The Global Fund to Fight AIDS, Tuberculosis and Malaria on Wednesday sought to raise at least $18 billion at a donor conference led by US President Joe Biden, as decades of progress against the three diseases are set back by Covid.
It is the highest ever “replenishment” goal set by the organization, which brings together governments, multilateral agencies, civil society groups and the private sector.
“Setbacks are not destiny,” USAID administrator Samantha Power told attendees. “We have the knowledge, the tools, and in the Global Fund, the right mechanism to regain ground and continue our push to end these diseases. What we need is the will.”

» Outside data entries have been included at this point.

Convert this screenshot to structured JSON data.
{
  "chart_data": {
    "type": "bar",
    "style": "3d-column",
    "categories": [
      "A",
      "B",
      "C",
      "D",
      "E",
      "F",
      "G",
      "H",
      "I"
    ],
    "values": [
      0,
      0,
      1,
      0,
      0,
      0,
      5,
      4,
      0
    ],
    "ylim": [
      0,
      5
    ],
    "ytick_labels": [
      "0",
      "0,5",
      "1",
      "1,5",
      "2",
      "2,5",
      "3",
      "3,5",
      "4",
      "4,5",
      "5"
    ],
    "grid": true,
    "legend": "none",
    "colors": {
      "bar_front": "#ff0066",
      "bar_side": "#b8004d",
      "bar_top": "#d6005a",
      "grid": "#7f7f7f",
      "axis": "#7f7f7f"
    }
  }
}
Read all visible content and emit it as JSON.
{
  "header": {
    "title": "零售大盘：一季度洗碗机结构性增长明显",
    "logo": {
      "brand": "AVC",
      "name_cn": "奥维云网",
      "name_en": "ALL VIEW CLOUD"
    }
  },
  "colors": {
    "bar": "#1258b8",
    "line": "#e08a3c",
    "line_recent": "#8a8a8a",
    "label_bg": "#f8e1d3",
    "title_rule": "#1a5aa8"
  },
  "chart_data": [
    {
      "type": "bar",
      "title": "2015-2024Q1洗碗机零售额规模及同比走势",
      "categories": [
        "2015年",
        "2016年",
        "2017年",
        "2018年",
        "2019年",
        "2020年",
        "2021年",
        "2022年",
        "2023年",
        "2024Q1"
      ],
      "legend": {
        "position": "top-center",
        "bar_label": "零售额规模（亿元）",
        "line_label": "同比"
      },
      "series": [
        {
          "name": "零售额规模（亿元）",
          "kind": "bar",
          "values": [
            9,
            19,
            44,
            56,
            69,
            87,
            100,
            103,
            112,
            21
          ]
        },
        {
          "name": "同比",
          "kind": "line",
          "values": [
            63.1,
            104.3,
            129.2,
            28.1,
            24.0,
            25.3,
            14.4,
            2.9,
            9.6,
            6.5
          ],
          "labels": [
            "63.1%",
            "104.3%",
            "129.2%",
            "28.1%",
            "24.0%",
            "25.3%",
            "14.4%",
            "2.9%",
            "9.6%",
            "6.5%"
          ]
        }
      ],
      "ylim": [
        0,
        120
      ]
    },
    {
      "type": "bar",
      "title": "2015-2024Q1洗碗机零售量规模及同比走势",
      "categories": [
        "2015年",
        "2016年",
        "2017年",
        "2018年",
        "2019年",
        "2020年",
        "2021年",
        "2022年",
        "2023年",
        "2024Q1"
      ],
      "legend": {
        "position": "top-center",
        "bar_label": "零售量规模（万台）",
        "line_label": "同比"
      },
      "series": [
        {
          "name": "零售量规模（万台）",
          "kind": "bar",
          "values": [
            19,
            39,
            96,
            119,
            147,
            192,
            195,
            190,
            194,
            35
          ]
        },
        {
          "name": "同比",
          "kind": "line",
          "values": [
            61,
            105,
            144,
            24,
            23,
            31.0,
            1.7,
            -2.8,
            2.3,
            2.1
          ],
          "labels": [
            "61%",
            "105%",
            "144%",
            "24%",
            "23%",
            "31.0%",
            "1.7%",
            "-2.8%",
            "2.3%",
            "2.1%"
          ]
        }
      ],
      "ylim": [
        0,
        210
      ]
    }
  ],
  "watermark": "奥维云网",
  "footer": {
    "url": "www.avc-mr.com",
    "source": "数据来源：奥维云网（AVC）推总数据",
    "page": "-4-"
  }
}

Before the event, Global Fund spokeswoman Francoise Vanni told AFP she was encouraged by early pledges — including $6 billion from the United States, 1.3 billion euros from Germany and $1.08 billion from Japan — that had brought the fund “about halfway” to its target.

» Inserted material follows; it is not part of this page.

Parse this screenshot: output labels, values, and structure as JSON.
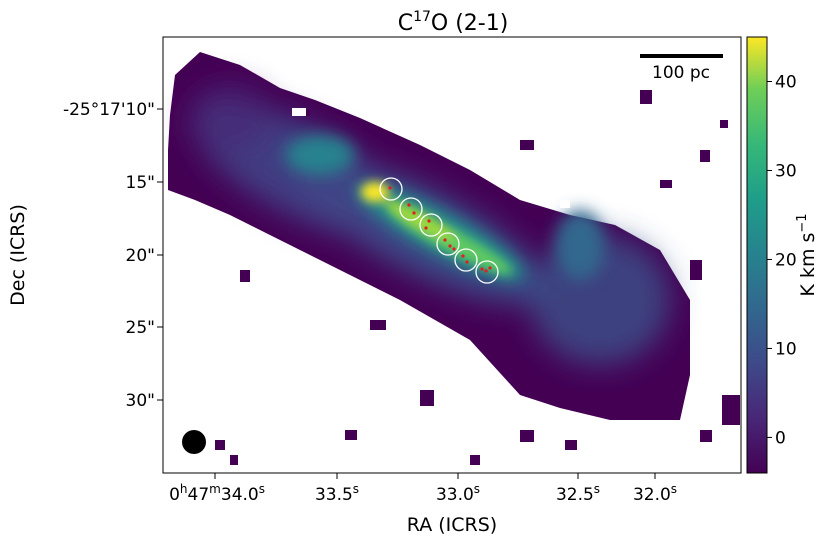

“There’s a lot at stake, and the $18-billion target is very much based on getting back on track to end AIDS, TB and malaria by 2030, recovering ground lost during the Covid pandemic and saving no less than 20 million lives over the next three years,” she said.
The amount is 30 percent more than that raised during the organization’s sixth and most recent replenishment, hosted by President Emmanuel Macron of France in 2019, which raised a then-record $14 billion.

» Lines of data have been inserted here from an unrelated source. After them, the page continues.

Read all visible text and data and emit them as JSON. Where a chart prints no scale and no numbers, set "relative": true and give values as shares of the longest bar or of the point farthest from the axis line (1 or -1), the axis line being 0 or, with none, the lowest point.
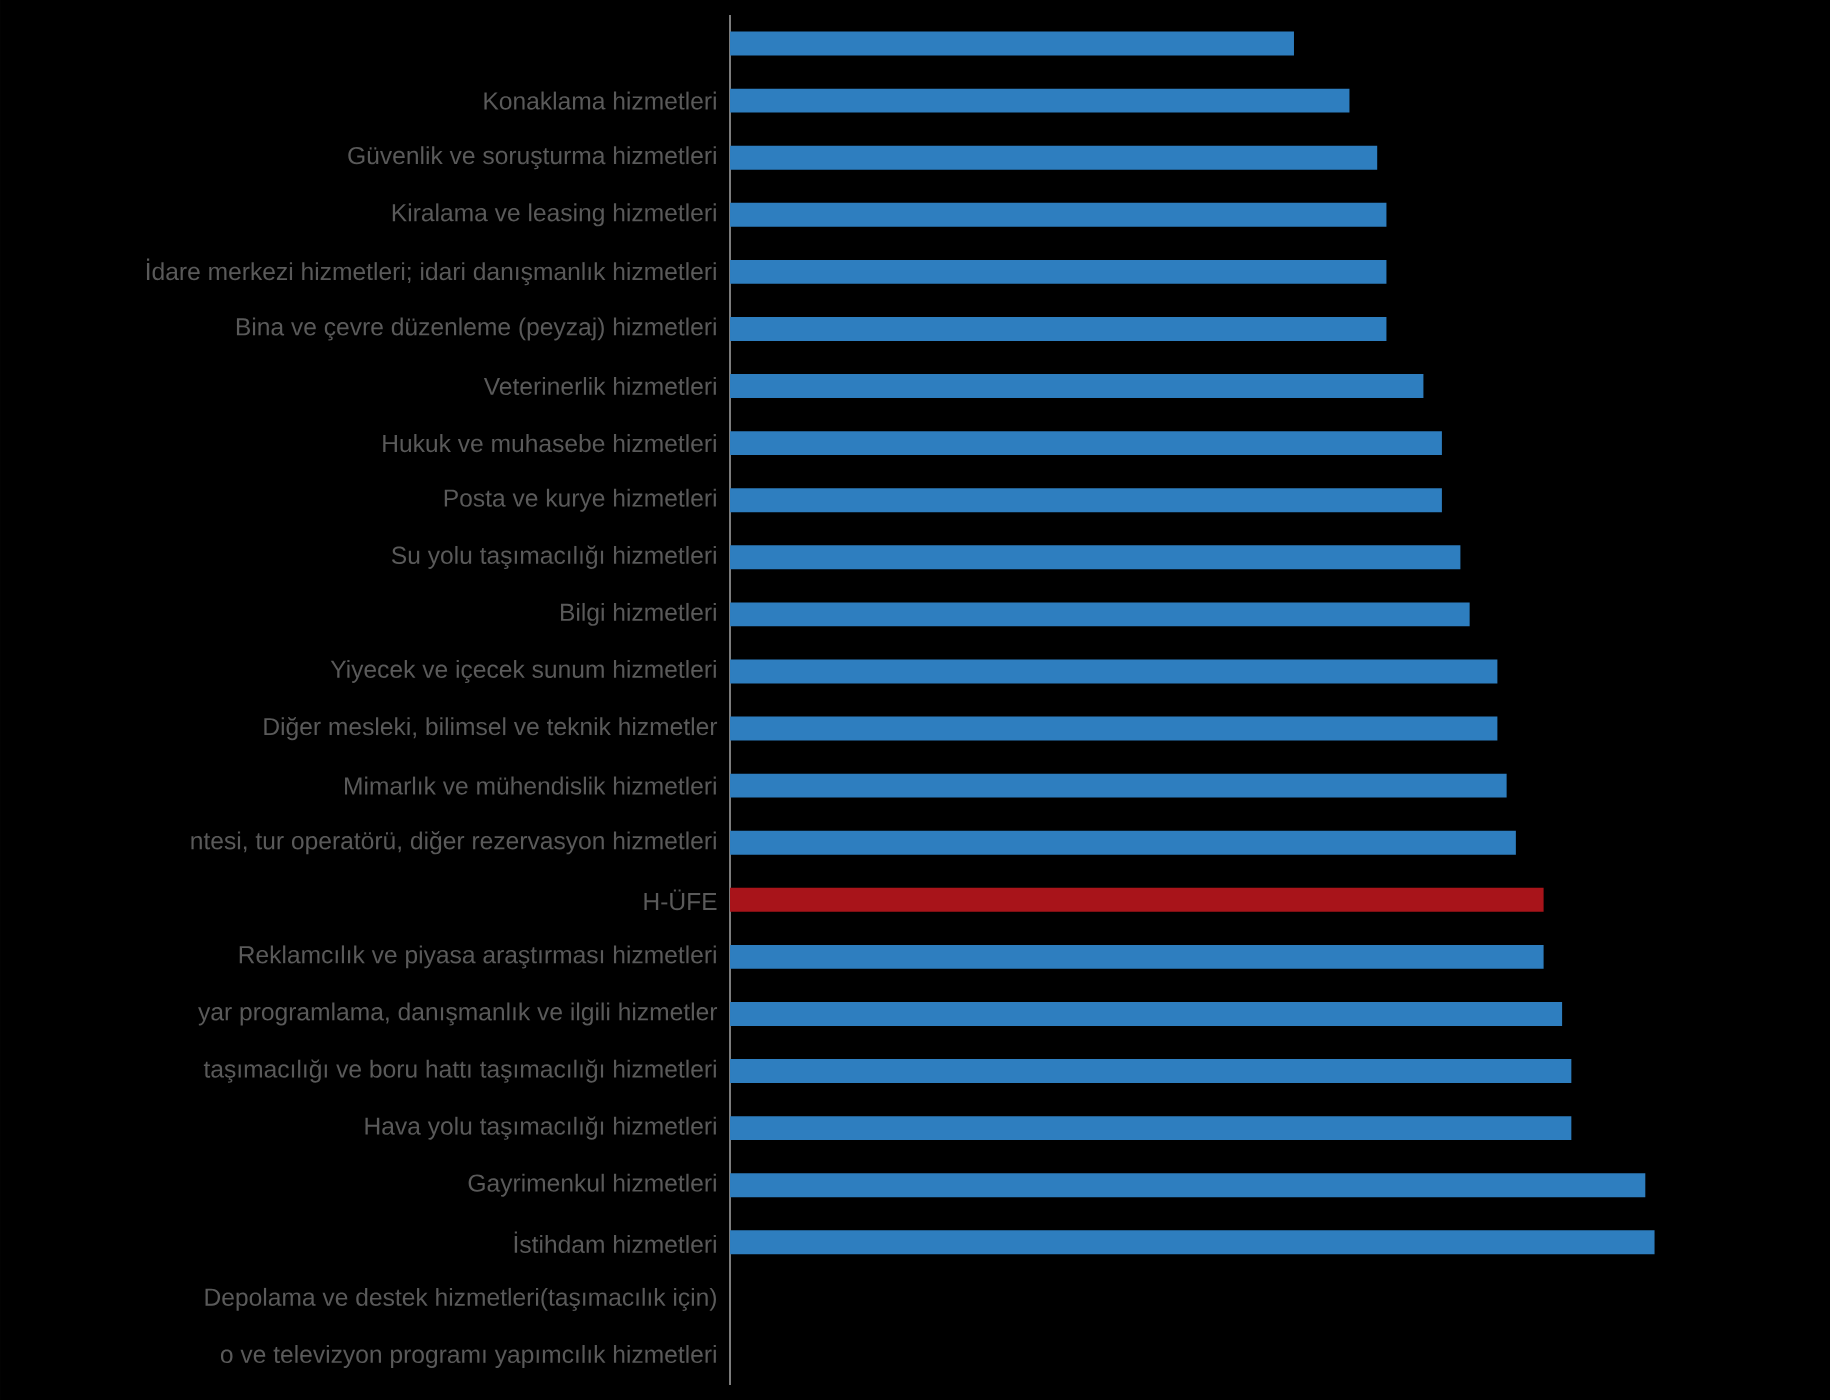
{
  "chart_data": {
    "type": "bar",
    "orientation": "horizontal",
    "relative": true,
    "categories": [
      null,
      "Konaklama hizmetleri",
      "Güvenlik ve soruşturma hizmetleri",
      "Kiralama ve leasing hizmetleri",
      "İdare merkezi hizmetleri; idari danışmanlık hizmetleri",
      "Bina ve çevre düzenleme (peyzaj) hizmetleri",
      "Veterinerlik hizmetleri",
      "Hukuk ve muhasebe hizmetleri",
      "Posta ve kurye hizmetleri",
      "Su yolu taşımacılığı hizmetleri",
      "Bilgi hizmetleri",
      "Yiyecek ve içecek sunum hizmetleri",
      "Diğer mesleki, bilimsel ve teknik hizmetler",
      "Mimarlık ve mühendislik hizmetleri",
      "ntesi, tur operatörü, diğer rezervasyon hizmetleri",
      "H-ÜFE",
      "Reklamcılık ve piyasa araştırması hizmetleri",
      "yar programlama, danışmanlık ve ilgili hizmetler",
      "taşımacılığı ve boru hattı taşımacılığı hizmetleri",
      "Hava yolu taşımacılığı hizmetleri",
      "Gayrimenkul hizmetleri",
      "İstihdam hizmetleri",
      "Depolama ve destek hizmetleri(taşımacılık için)",
      "o ve televizyon programı yapımcılık hizmetleri"
    ],
    "values": [
      0.61,
      0.67,
      0.7,
      0.71,
      0.71,
      0.71,
      0.75,
      0.77,
      0.77,
      0.79,
      0.8,
      0.83,
      0.83,
      0.84,
      0.85,
      0.88,
      0.88,
      0.9,
      0.91,
      0.91,
      0.99,
      1,
      null,
      null
    ],
    "colors": [
      "#2e7ebf",
      "#2e7ebf",
      "#2e7ebf",
      "#2e7ebf",
      "#2e7ebf",
      "#2e7ebf",
      "#2e7ebf",
      "#2e7ebf",
      "#2e7ebf",
      "#2e7ebf",
      "#2e7ebf",
      "#2e7ebf",
      "#2e7ebf",
      "#2e7ebf",
      "#2e7ebf",
      "#a8141a",
      "#2e7ebf",
      "#2e7ebf",
      "#2e7ebf",
      "#2e7ebf",
      "#2e7ebf",
      "#2e7ebf",
      null,
      null
    ]
  }
}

The Global Fund was created in 2002, with new funding cycles usually every three years.
World Health Organization head Tedros Adhanom Ghebreyesus highlighted how life expectancy in Japan was 84 years, while in Lesotho it was just 50 years.
“Much of that difference is due to the fact that HIV, TB and malaria still kill millions in the poorest communities of the poorest countries,” he said.
“Thanks in large part to the Global Fund, these diseases kill half as many people now as they did 20 years ago. That’s quite a progress. However, those gains are at risk.”
– Signs of recovery –
Last year, the Global Fund warned that the pandemic was having a “devastating” impact on its work, leading to declining results across the board for the first time in the fund’s history.
But it said last week that the massive resources it had pumped to counter the downturn had paid off and “recovery is underway” against all three diseases.
For example, the number of people dying from TB rose for the first time in a decade in 2020, when it caused an estimated 1.5 million deaths, making it the world’s second-biggest infectious disease killer behind Covid.
But the Global Fund, which provides 76 percent of all international financing for fighting TB, said the programs had shown signs of recovery last year.
Similarly, the number of people provided with HIV prevention services rose again after dropping in 2020, reaching 12.5 million people worldwide, the organization said. The fund provides nearly a third of all international financing to battle HIV.
Interruptions in health services during the pandemic also extracted a heavy toll on the battle against malaria, sending deaths soaring 12 percent in 2020, to an estimated 627,000.
But the Global Fund said a rapid scale-up of programs had allowed them to bounce back, with some 280 million suspected cases tested and 148 million cases treated last year.
Per an act of Congress, the United States cannot provide more than one-third of funding for the Global Fund — a limit that serves as a matching challenge to other nations to double the American pledge.